If you think this should be reverted then I'm fine with it. I would like to see some kind of solution to this problem however, as I have dealt with this problem many times when working with users.

We really want these --offload-* users to stick with one canonical form, not -offload-* in some places while --offload-* in other places.

Another angle is that people find -offload-* working with a new clang may try -offload-* on an old clang and get -o ffload-*.

And -offload-* doesn't help misspelled options.

This is fine, as long as users get more distinct feedback that -offload-arch isn't doing what they think it does. Normally we'd get some error and a helpful suggestion if the option is misspelled, but with -o options we don't get anything.
My only qualm with the current state is that it's not obvious that -offload-arch is actually -o ffload-arch for most cases.

You can make -oxxx an error if offloading is used (-o xxx is still allowed). Then no --offload-* needs a -offload-* form.

The problem here is that the --offload-* options are used to enable the offloading toolchain for some targets (e.g. OpenMP). Would a check on -o' that emits a warning if it matches closely a known option work? E.g. -offload-arch` would warn that the user may mean --offload-arch.

If we don't have Joined -o, we won't have the option collision problem. But we have Joined -o, and we should not introduce new aliases to collide with -o.
I am fine if Joined -o can go away but there are too many uses so such a change would be destructive.

My idea is to just disallow Joined -o when targeting a specific environment (e.g. when offloading toolchain is used).

This patch probably provides some convenience but regresses other aspects, and I think it should be reverted.

If you think this should be reverted then I'm fine with it. I would like to see some kind of solution to this problem however, as I have dealt with this problem many times when working with users.

As mentioned, making users stick with more forms instead of all using the canonical form will do harm in other aspects.
I have explained these aspects in my previous comment.
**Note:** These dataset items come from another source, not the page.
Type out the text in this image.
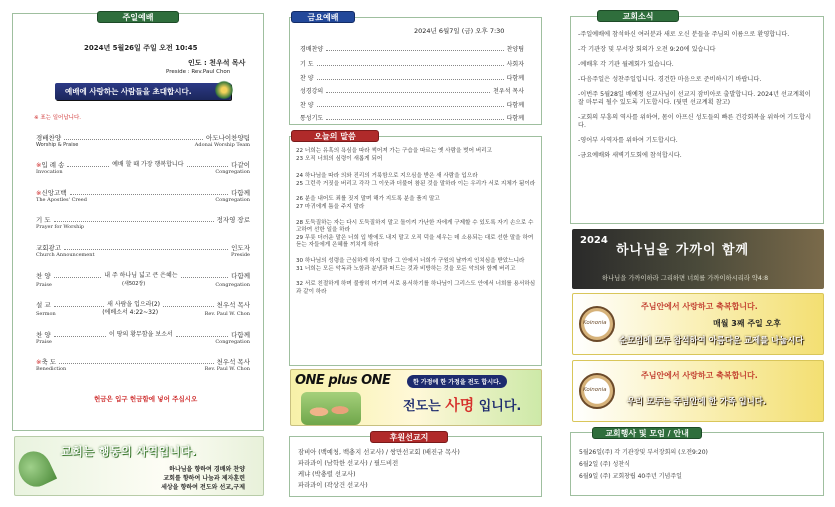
주일예배
2024년 5월26일 주일 오전 10:45
인도 : 천우석 목사
Preside : Rev.Paul Chon
예배에 사랑하는 사람들을 초대합시다.
※ 표는 일어납니다.
경배찬양	아도나이찬양팀
Worship & Praise	Adonai Worship Team
※입 례 송	예배 할 때 가장 행복합니다	다같이
Invocation	Congregation
※신앙고백	다함께
The Apostles' Creed	Congregation
기 도	정자영 장로
Prayer for Worship
교회광고	인도자
Church Announcement	Preside
찬 양	내 주 하나님 넓고 큰 은혜는	다함께
Praise	(새502장)	Congregation
설 교	새 사람을 입으라(2)	천우석 목사
Sermon	(에베소서 4:22~32)	Rev. Paul W. Chon
찬 양	이 땅의 황무함을 보소서	다함께
Praise	Congregation
※축 도	천우석 목사
Benediction	Rev. Paul W. Chon
헌금은 입구 헌금함에 넣어 주십시오
교회는 행동의 사역입니다.
하나님을 향하여 경배와 찬양
교회를 향하여 나눔과 제자훈련
세상을 향하여 전도와 선교,구제
금요예배
2024년 6월7일 (금) 오후 7:30
경배찬양	찬양팀
기 도	사회자
찬 양	다함께
성경강의	천우석 목사
찬 양	다함께
통성기도	다함께
오늘의 말씀
22 너희는 유혹의 욕심을 따라 썩어져 가는 구습을 따르는 옛 사람을 벗어 버리고
23 오직 너희의 심령이 새롭게 되어
24 하나님을 따라 의와 진리의 거룩함으로 지으심을 받은 새 사람을 입으라
25 그런즉 거짓을 버리고 각각 그 이웃과 더불어 참된 것을 말하라 이는 우리가 서로 지체가 됨이라
26 분을 내어도 죄를 짓지 말며 해가 지도록 분을 품지 말고
27 마귀에게 틈을 주지 말라
28 도둑질하는 자는 다시 도둑질하지 말고 돌이켜 가난한 자에게 구제할 수 있도록 자기 손으로 수고하여 선한 일을 하라
29 무릇 더러운 말은 너희 입 밖에도 내지 말고 오직 덕을 세우는 데 소용되는 대로 선한 말을 하여 듣는 자들에게 은혜를 끼치게 하라
30 하나님의 성령을 근심하게 하지 말라 그 안에서 너희가 구원의 날까지 인치심을 받았느니라
31 너희는 모든 악독과 노함과 분냄과 떠드는 것과 비방하는 것을 모든 악의와 함께 버리고
32 서로 친절하게 하며 불쌍히 여기며 서로 용서하기를 하나님이 그리스도 안에서 너희를 용서하심과 같이 하라
ONE plus ONE	한 가정에 한 가정을 전도 합시다.
전도는 사명 입니다.
후원선교지
잠비아 (백예청, 백충지 선교사) / 쌍만선교회 (배진규 목사)
파라과이 (남학한 선교사) / 필드비전
케냐 (박충렬 선교사)
파라과이 (곽상건 선교사)
교회소식
-주일예배에 참석하신 여러분과 새로 오신 분들을 주님의 이름으로 환영합니다.
-각 기관장 및 부서장 회의가 오전 9:20에 있습니다
-예배후 각 기관 월례회가 있습니다.
-다음주일은 성찬주일입니다. 경건한 마음으로 준비하시기 바랍니다.
-이번주 5월28일 배예청 선교사님이 선교지 잠비아로 출발합니다. 2024년 선교계획이 잘 마무리 될수 있도록 기도합시다. (뒷면 선교계획 참고)
-교회의 부흥의 역사를 위하여, 몸이 아프신 성도들의 빠른 건강회복을 위하여 기도합시다.
-영어부 사역자를 위하여 기도합시다.
-금요예배와 새벽기도회에 참석합시다.
2024
하나님을 가까이 함께
하나님을 가까이하라 그리하면 너희를 가까이하시리라 약4:8
Koinonia
주님안에서 사랑하고 축복합니다.
매월 3째 주일 오후
순모임에 모두 참석하여 아름다운 교제를 나눕시다
Koinonia
주님안에서 사랑하고 축복합니다.
우리 모두는 주님안에 한 가족 입니다.
교회행사 및 모임 / 안내
5월26일(주) 각 기관장및 부서장회의 (오전9:20)
6월2일 (주) 성찬식
6월9일 (주) 교회창립 40주년 기념주일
My idea is to just disallow Joined -o when targeting a specific environment (e.g. when offloading toolchain is used).

This seems difficult as we only know which offloading toolchains are active after we fully construct the Compilation in the driver. We could potentially re-parse some options afterwards to do some static checks like this.

My idea is to just disallow Joined -o when targeting a specific environment (e.g. when offloading toolchain is used).
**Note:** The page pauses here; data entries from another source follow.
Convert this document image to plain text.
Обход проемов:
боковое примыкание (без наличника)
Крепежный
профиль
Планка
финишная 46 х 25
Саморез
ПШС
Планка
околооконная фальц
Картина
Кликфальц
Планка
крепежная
This seems difficult as we only know which offloading toolchains are active after we fully construct the Compilation in the driver. We could potentially re-parse some options afterwards to do some static checks like this.
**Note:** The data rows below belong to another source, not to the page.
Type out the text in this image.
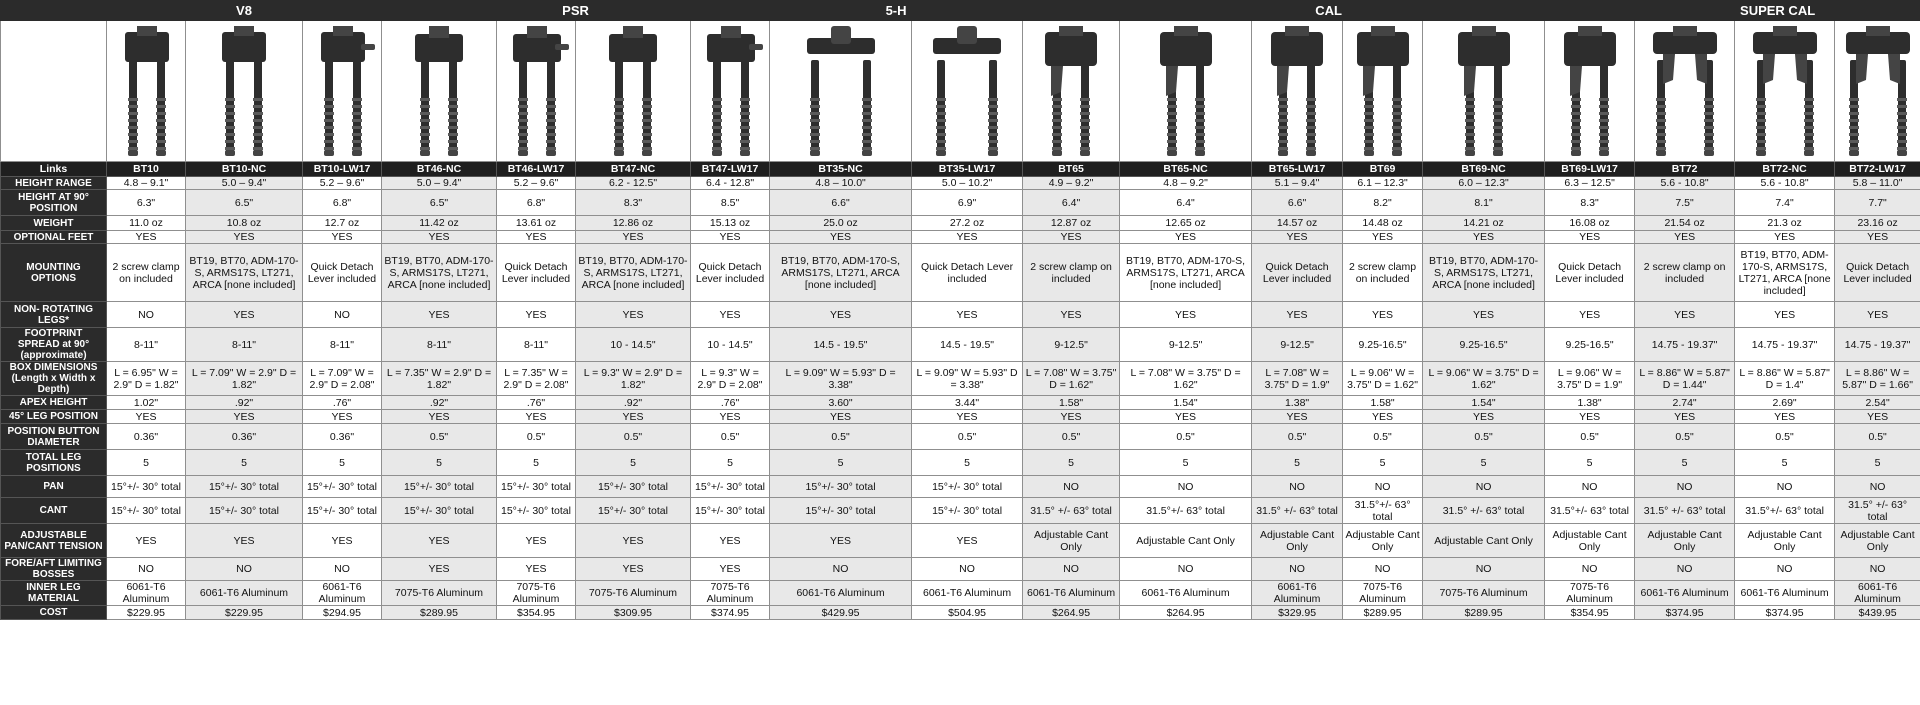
	V8			PSR				5-H		CAL						SUPER CAL		

Links	BT10	BT10-NC	BT10-LW17	BT46-NC	BT46-LW17	BT47-NC	BT47-LW17	BT35-NC	BT35-LW17	BT65	BT65-NC	BT65-LW17	BT69	BT69-NC	BT69-LW17	BT72	BT72-NC	BT72-LW17
HEIGHT RANGE	4.8 – 9.1"	5.0 – 9.4"	5.2 – 9.6"	5.0 – 9.4"	5.2 – 9.6"	6.2 - 12.5"	6.4 - 12.8"	4.8 – 10.0"	5.0 – 10.2"	4.9 – 9.2"	4.8 – 9.2"	5.1 – 9.4"	6.1 – 12.3"	6.0 – 12.3"	6.3 – 12.5"	5.6 - 10.8"	5.6 - 10.8"	5.8 – 11.0"
HEIGHT AT 90° POSITION	6.3"	6.5"	6.8"	6.5"	6.8"	8.3"	8.5"	6.6"	6.9"	6.4"	6.4"	6.6"	8.2"	8.1"	8.3"	7.5"	7.4"	7.7"
WEIGHT	11.0 oz	10.8 oz	12.7 oz	11.42 oz	13.61 oz	12.86 oz	15.13 oz	25.0 oz	27.2 oz	12.87 oz	12.65 oz	14.57 oz	14.48 oz	14.21 oz	16.08 oz	21.54 oz	21.3 oz	23.16 oz
OPTIONAL FEET	YES	YES	YES	YES	YES	YES	YES	YES	YES	YES	YES	YES	YES	YES	YES	YES	YES	YES
MOUNTING OPTIONS	2 screw clamp on included	BT19, BT70, ADM-170-S, ARMS17S, LT271, ARCA [none included]	Quick Detach Lever included	BT19, BT70, ADM-170-S, ARMS17S, LT271, ARCA [none included]	Quick Detach Lever included	BT19, BT70, ADM-170-S, ARMS17S, LT271, ARCA [none included]	Quick Detach Lever included	BT19, BT70, ADM-170-S, ARMS17S, LT271, ARCA [none included]	Quick Detach Lever included	2 screw clamp on included	BT19, BT70, ADM-170-S, ARMS17S, LT271, ARCA [none included]	Quick Detach Lever included	2 screw clamp on included	BT19, BT70, ADM-170-S, ARMS17S, LT271, ARCA [none included]	Quick Detach Lever included	2 screw clamp on included	BT19, BT70, ADM-170-S, ARMS17S, LT271, ARCA [none included]	Quick Detach Lever included
NON- ROTATING LEGS*	NO	YES	NO	YES	YES	YES	YES	YES	YES	YES	YES	YES	YES	YES	YES	YES	YES	YES
FOOTPRINT SPREAD at 90° (approximate)	8-11"	8-11"	8-11"	8-11"	8-11"	10 - 14.5"	10 - 14.5"	14.5 - 19.5"	14.5 - 19.5"	9-12.5"	9-12.5"	9-12.5"	9.25-16.5"	9.25-16.5"	9.25-16.5"	14.75 - 19.37"	14.75 - 19.37"	14.75 - 19.37"
BOX DIMENSIONS (Length x Width x Depth)	L = 6.95" W = 2.9" D = 1.82"	L = 7.09" W = 2.9" D = 1.82"	L = 7.09" W = 2.9" D = 2.08"	L = 7.35" W = 2.9" D = 1.82"	L = 7.35" W = 2.9" D = 2.08"	L = 9.3" W = 2.9" D = 1.82"	L = 9.3" W = 2.9" D = 2.08"	L = 9.09" W = 5.93" D = 3.38"	L = 9.09" W = 5.93" D = 3.38"	L = 7.08" W = 3.75" D = 1.62"	L = 7.08" W = 3.75" D = 1.62"	L = 7.08" W = 3.75" D = 1.9"	L = 9.06" W = 3.75" D = 1.62"	L = 9.06" W = 3.75" D = 1.62"	L = 9.06" W = 3.75" D = 1.9"	L = 8.86" W = 5.87" D = 1.44"	L = 8.86" W = 5.87" D = 1.4"	L = 8.86" W = 5.87" D = 1.66"
APEX HEIGHT	1.02"	.92"	.76"	.92"	.76"	.92"	.76"	3.60"	3.44"	1.58"	1.54"	1.38"	1.58"	1.54"	1.38"	2.74"	2.69"	2.54"
45° LEG POSITION	YES	YES	YES	YES	YES	YES	YES	YES	YES	YES	YES	YES	YES	YES	YES	YES	YES	YES
POSITION BUTTON DIAMETER	0.36"	0.36"	0.36"	0.5"	0.5"	0.5"	0.5"	0.5"	0.5"	0.5"	0.5"	0.5"	0.5"	0.5"	0.5"	0.5"	0.5"	0.5"
TOTAL LEG POSITIONS	5	5	5	5	5	5	5	5	5	5	5	5	5	5	5	5	5	5
PAN	15°+/- 30° total	15°+/- 30° total	15°+/- 30° total	15°+/- 30° total	15°+/- 30° total	15°+/- 30° total	15°+/- 30° total	15°+/- 30° total	15°+/- 30° total	NO	NO	NO	NO	NO	NO	NO	NO	NO
CANT	15°+/- 30° total	15°+/- 30° total	15°+/- 30° total	15°+/- 30° total	15°+/- 30° total	15°+/- 30° total	15°+/- 30° total	15°+/- 30° total	15°+/- 30° total	31.5° +/- 63° total	31.5°+/- 63° total	31.5° +/- 63° total	31.5°+/- 63° total	31.5° +/- 63° total	31.5°+/- 63° total	31.5° +/- 63° total	31.5°+/- 63° total	31.5° +/- 63° total
ADJUSTABLE PAN/CANT TENSION	YES	YES	YES	YES	YES	YES	YES	YES	YES	Adjustable Cant Only	Adjustable Cant Only	Adjustable Cant Only	Adjustable Cant Only	Adjustable Cant Only	Adjustable Cant Only	Adjustable Cant Only	Adjustable Cant Only	Adjustable Cant Only
FORE/AFT LIMITING BOSSES	NO	NO	NO	YES	YES	YES	YES	NO	NO	NO	NO	NO	NO	NO	NO	NO	NO	NO
INNER LEG MATERIAL	6061-T6 Aluminum	6061-T6 Aluminum	6061-T6 Aluminum	7075-T6 Aluminum	7075-T6 Aluminum	7075-T6 Aluminum	7075-T6 Aluminum	6061-T6 Aluminum	6061-T6 Aluminum	6061-T6 Aluminum	6061-T6 Aluminum	6061-T6 Aluminum	7075-T6 Aluminum	7075-T6 Aluminum	7075-T6 Aluminum	6061-T6 Aluminum	6061-T6 Aluminum	6061-T6 Aluminum
COST	$229.95	$229.95	$294.95	$289.95	$354.95	$309.95	$374.95	$429.95	$504.95	$264.95	$264.95	$329.95	$289.95	$289.95	$354.95	$374.95	$374.95	$439.95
I think I'm fine if you want to warning for every Joined -o use of ffloading-*. Created D135093 to revert this patch.

Another idea is to reject multiple -o if some are used as the Joined form. Note: multiple Separate -o should be allowed.
It will not catch -offload-* when -o output is not specified, but is probably useful enough.

Sorry, but I'll revert this patch shortly.

tra added a comment.Oct 4 2022, 10:57 AM

Another idea is to reject multiple -o if some are used as the Joined form. Note: multiple Separate -o should be allowed.
It will not catch -offload-* when -o output is not specified, but is probably useful enough.

Is there a reason we should not always reject -o<existing double-dash option>? I doubt there are many real life uses of such output names and if/when someone needs them, it's easy enough to disambiguate by using a separate -o argument or -o./output.
This would address the issue for all --o* options.